Understand Where You Have Checked
Evaluate what you have already checked. This is a lot easier if you have documented your sources during your research activities. Keep a good research log. List your search objectives i.e. "Find the marriage license application of Magnus Swansson to try and find place of birth in Sweden." List the types of record searched, the time period the record covers AND the time periods searched in that record, which may be very different from the time span it covers as a whole . Note any anomalies in the record such as, "pages 10-13 unreadable - ink spilled," or "edges of index pages burned off," "male indexed only," and so forth.
Recrod the film number, fiche number, book number, CD number or Web address of the site where informaiton was obtained, along with book, page, and entry number where applicable. The person following your tracks to get to that same information should need just a few minutes to do that, if you've done a good job of documenting.
You may have from family or other sources the name(s) of the place(s) in Sweden where your ancestor lived or came from. However, when you try to find that in a place list such as the parish listing for Sweden, or, a gazetteer, it doesn't show up. What then? Remember that an "American language" ear heard what your Swedish ancestor was trying to say in his/her "Americanized Swedish,"
There are letters beyond "z" in the Swedish alphabet, which are also used in the middle of words, and in people and place names. Their sounds must be taken into account when trying to figure out what people and place names really are. Those letters are Å å Ä ä, Ö ö, ocurring in both upper and lower case.
The Å å or two a's together are pronounced with a long english "o" sound. The Ä ä is pronounced like "eh." The Ö ö is pronounced like "oooh." In older usage, the Ä ä might have been replaced by "E e" i.e. Elfsborg County instead of Älvsborg.

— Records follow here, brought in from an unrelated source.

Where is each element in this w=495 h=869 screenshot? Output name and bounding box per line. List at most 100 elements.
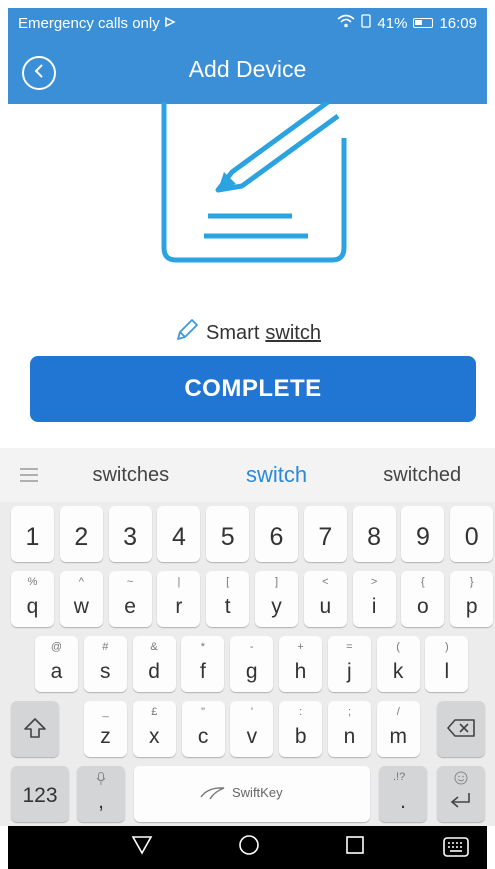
- key-f[interactable]: * f: [181, 636, 225, 692]
- key-label: x: [149, 725, 160, 748]
- key-n[interactable]: ; n: [328, 701, 371, 757]
- key-b[interactable]: :b: [279, 701, 323, 757]
- shift-icon: [23, 716, 47, 745]
- key-h[interactable]: + h: [279, 636, 322, 692]
- key-2[interactable]: 2: [59, 506, 103, 562]
- key-l[interactable]: ) l: [425, 636, 469, 692]
- key-alt-symbol: ^: [78, 576, 84, 588]
- shift-key[interactable]: [11, 701, 59, 757]
- key-k[interactable]: (k: [376, 636, 420, 692]
- suggestion-right[interactable]: switched: [349, 464, 495, 487]
- key-label: p: [465, 595, 478, 618]
- key-label: g: [245, 660, 258, 683]
- key-1[interactable]: 1: [11, 506, 54, 562]
- enter-key[interactable]: [437, 766, 485, 822]
- key-label: a: [50, 660, 63, 683]
- key-label: q: [26, 595, 39, 618]
- key-p[interactable]: } p: [450, 571, 494, 627]
- key-0[interactable]: 0: [450, 506, 494, 562]
- key-alt-symbol: ~: [126, 576, 134, 588]
- clock-time: 16:09: [439, 14, 477, 32]
- hamburger-menu-icon[interactable]: [0, 468, 58, 482]
- key-label: m: [389, 725, 408, 748]
- key-y[interactable]: ] y: [255, 571, 298, 627]
- space-key[interactable]: SwiftKey: [134, 766, 370, 822]
- device-name-row[interactable]: Smart switch: [8, 317, 487, 349]
- key-alt-symbol: #: [102, 641, 109, 653]
- sim-icon: [361, 14, 372, 32]
- key-label: c: [197, 725, 209, 748]
- key-label: l: [444, 660, 450, 683]
- suggestion-left[interactable]: switches: [58, 464, 204, 487]
- key-8[interactable]: 8: [352, 506, 396, 562]
- microphone-icon: [96, 772, 106, 791]
- back-triangle-icon[interactable]: [131, 835, 153, 860]
- key-u[interactable]: < u: [303, 571, 347, 627]
- enter-icon: [449, 792, 473, 815]
- android-nav-bar: [8, 826, 487, 869]
- key-label: j: [346, 660, 352, 683]
- key-alt-symbol: ": [201, 706, 206, 718]
- key-label: 8: [367, 523, 382, 551]
- key-c[interactable]: " c: [181, 701, 225, 757]
- key-s[interactable]: # s: [83, 636, 127, 692]
- key-a[interactable]: @ a: [35, 636, 78, 692]
- key-label: 6: [269, 523, 284, 551]
- key-label: 5: [220, 523, 235, 551]
- swiftkey-brand: SwiftKey: [232, 785, 283, 800]
- page-title: Add Device: [188, 56, 307, 82]
- backspace-icon: [446, 718, 476, 743]
- key-w[interactable]: ^ w: [59, 571, 103, 627]
- key-v[interactable]: ' v: [230, 701, 274, 757]
- device-name-prefix: Smart: [206, 321, 260, 344]
- key-alt-symbol: ': [250, 706, 253, 718]
- suggestion-center[interactable]: switch: [204, 462, 350, 488]
- key-label: b: [294, 725, 307, 748]
- comma-key[interactable]: ,: [77, 766, 125, 822]
- key-alt-symbol: |: [177, 576, 181, 588]
- key-o[interactable]: {o: [401, 571, 445, 627]
- key-alt-symbol: %: [27, 576, 38, 588]
- key-label: n: [343, 725, 356, 748]
- key-alt-symbol: ]: [274, 576, 279, 588]
- key-m[interactable]: / m: [376, 701, 420, 757]
- key-label: 9: [415, 523, 430, 551]
- key-label: k: [392, 660, 404, 683]
- key-label: s: [100, 660, 111, 683]
- complete-button[interactable]: COMPLETE: [30, 356, 476, 422]
- backspace-key[interactable]: [437, 701, 485, 757]
- key-label: 7: [318, 523, 333, 551]
- key-alt-symbol: ): [445, 641, 449, 653]
- symbols-key[interactable]: 123: [11, 766, 69, 822]
- recents-square-icon[interactable]: [345, 835, 365, 860]
- suggestion-bar: switches switch switched: [0, 448, 495, 502]
- key-i[interactable]: > i: [352, 571, 396, 627]
- battery-icon: [413, 18, 434, 28]
- key-t[interactable]: [t: [206, 571, 250, 627]
- key-alt-symbol: +: [297, 641, 304, 653]
- home-circle-icon[interactable]: [238, 834, 260, 861]
- status-bar: Emergency calls only 41% 16:09: [8, 8, 487, 38]
- key-4[interactable]: 4: [157, 506, 201, 562]
- period-key[interactable]: .!? .: [379, 766, 427, 822]
- key-e[interactable]: ~ e: [108, 571, 152, 627]
- pencil-icon[interactable]: [174, 317, 200, 349]
- key-z[interactable]: _ z: [84, 701, 127, 757]
- key-alt-symbol: _: [102, 706, 109, 718]
- key-7[interactable]: 7: [303, 506, 347, 562]
- document-edit-illustration: [161, 102, 347, 263]
- key-r[interactable]: | r: [157, 571, 201, 627]
- key-5[interactable]: 5: [206, 506, 250, 562]
- keyboard-switch-icon[interactable]: [443, 837, 469, 862]
- key-x[interactable]: £ x: [132, 701, 176, 757]
- key-label: y: [271, 595, 282, 618]
- key-q[interactable]: % q: [11, 571, 54, 627]
- key-g[interactable]: -g: [230, 636, 274, 692]
- key-d[interactable]: & d: [132, 636, 176, 692]
- key-j[interactable]: = j: [327, 636, 371, 692]
- key-label: 1: [25, 523, 40, 551]
- key-9[interactable]: 9: [401, 506, 445, 562]
- key-6[interactable]: 6: [255, 506, 298, 562]
- key-3[interactable]: 3: [108, 506, 152, 562]
- key-alt-symbol: (: [396, 641, 400, 653]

If a personal or place name begins with one of these letters, they will be alphabetized totally after "Z" in any indexes or alphabetical listings using the Swedish alphabet. If one of the above letters is used within a personal or place name listing, it could affect the alphabetical filing order up to three spaces over. For example:
The above letters' placement in a personal or place name also affects the pronunciation of what is said and consequently, what is heard.
A good case in point follows: A patron wrote saying their ancestor came from, "Shaista, Jonskoping lane, South Smoland, Sweden. Neither their "Google" search, nor a Swedish place name search brought satisfaction.
Given the pronunciation of the above letters, and after rolling the names around on the tongue for a while, the places turn out to be the following:
Skärstad, Jönköping län, South Småland, Sweden. The "Skär-" would be pronounced as "share-" or could also be heard as "shire. The-sta is"stad" with a very soft and/or dropped off "d." Roll those sounds around on your tongue, and you can easily see how the family and/or the American record keeper heard what they did.
The "-kö-" in "Jönköping is pronounced with a "sshh" sound. Again, rolling that around on the tongue easily comes up with the family spelling.
Län could sound like "Len" with a little uplift at the end for the "lane" sound.
As indicated, the å (or two "a's" together)is pronounced with a long "o" sound, so "Smoland" is perfect for the phonics listed.
To help you learn a little more about the sounds, go online and find a Swedish/English dictionary, with pronounciation marks. And, always, always roll names of people and places around on your tongue and see what you come up with. Many times, you'll get it right!
Watch Those Dates!
Europeans write dates as day/month/year in the time period your Swedish ancestor's records were created. For example, a date listed as 5/10 1820, would be the 5th of October, 1820. Get in the habit in all your Swedish and other European country genealogical research, of writing dates with the number of the day, then the 3-4 letter abbreviation for the month, then the full year. If you do not do this, and are abstracting or extracting information from the records, you will at some point in time transpose the dates. You WILL send yourself off on an incorrect research path as a result. The names are so common in Sweden you could possibly find someone with your transposed date even in the same parish, and take off researching a whole new line of ancestry - just not yours!